Der Titel des Buches kommt ganz unaufgeregt daher: "Geldmacht China - Wie der Aufstieg des Yuan Euro und Dollar schwächt". Doch das ist ein ziemliches Understatement für den gedanklichen Fluchtpunkt, dem diese Studie dann folgt: Der Yuan wird den US-Dollar nicht nur schwächen, sondern als Leitwährung der globalen Wirtschaft ersetzen. Noch ist das Zukunftsmusik, aber für den China-Kenner Frank Sieren sind die ersten Voraussetzungen unübersehbar:

"China ist Exportweltmeister, China ist die Fabrik der Welt. Das Land verfügt über die weltweit höchsten Devisenreserven, die geringsten Auslandsschulden und das höchste Wachstum aller bedeutenden Länder und ist der größte Gläubiger der USA. Fast alles spricht dafür, dass China auf diesem ungewöhnlichen Weg die Weltmacht USA im Laufe der kommenden Dekade als größte Volkswirtschaft der Welt vom Thron stößt."

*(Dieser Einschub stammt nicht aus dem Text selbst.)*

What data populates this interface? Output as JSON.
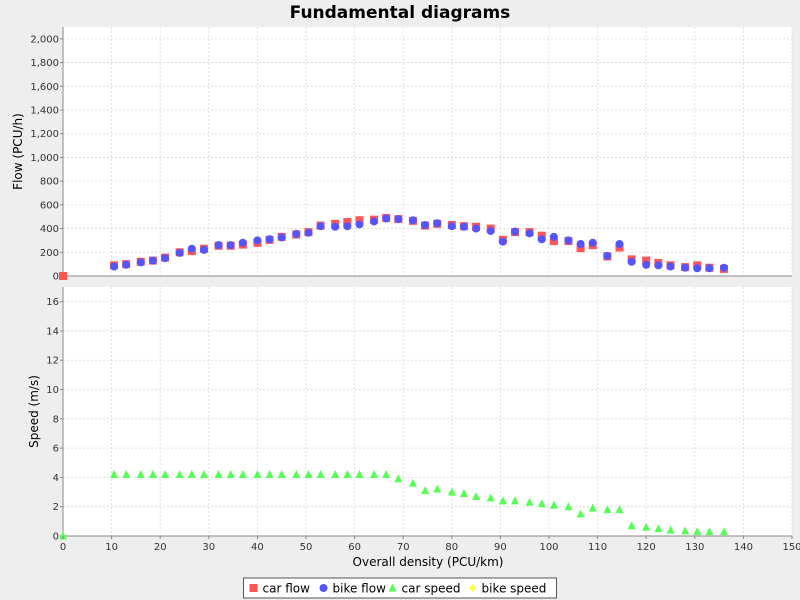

Und weil die größte Weltmacht auch die Leitwährung stellt, sei es nur eine Frage der Zeit, bis der Yuan diese Funktion für die Weltwirtschaft übernimmt. Und was genau Frank Sieren den Chinesen dann prophezeit, klingt verführerisch. Hier lohnt sich ein längeres Zitat, weil es auch den derzeitigen Status Quo einer Leitwährung mitbeschreibt:

"Hat der Yuan es schließlich zur Leitwährung geschafft, kommen die Chinesen in den Genuss all der Vorteile, die bis jetzt den Amerikanern zustanden. Stellen wir uns einmal die Yuanwelt vor, stellen wir uns vor, China regiere die Welt wie heute die USA: China könnte Waren und Dienstleistungen, aber auch Fabriken und Rohstoffe mit Papiergeld kaufen, dessen Menge sie allein und kein anderer kontrolliert. Umtauschgebühren in andere Währungen werden für chinesische Händler nicht mehr nötig sein, sie hätten kein Wechselkursrisiko. Chinas Regierung würde sich auf dem internationalen Kapitalmarkt Geld zu sehr niedrigen Zinsen leihen können, da Anlagen in Yuan als relativ wertstabil und ausfallsicher gelten werden."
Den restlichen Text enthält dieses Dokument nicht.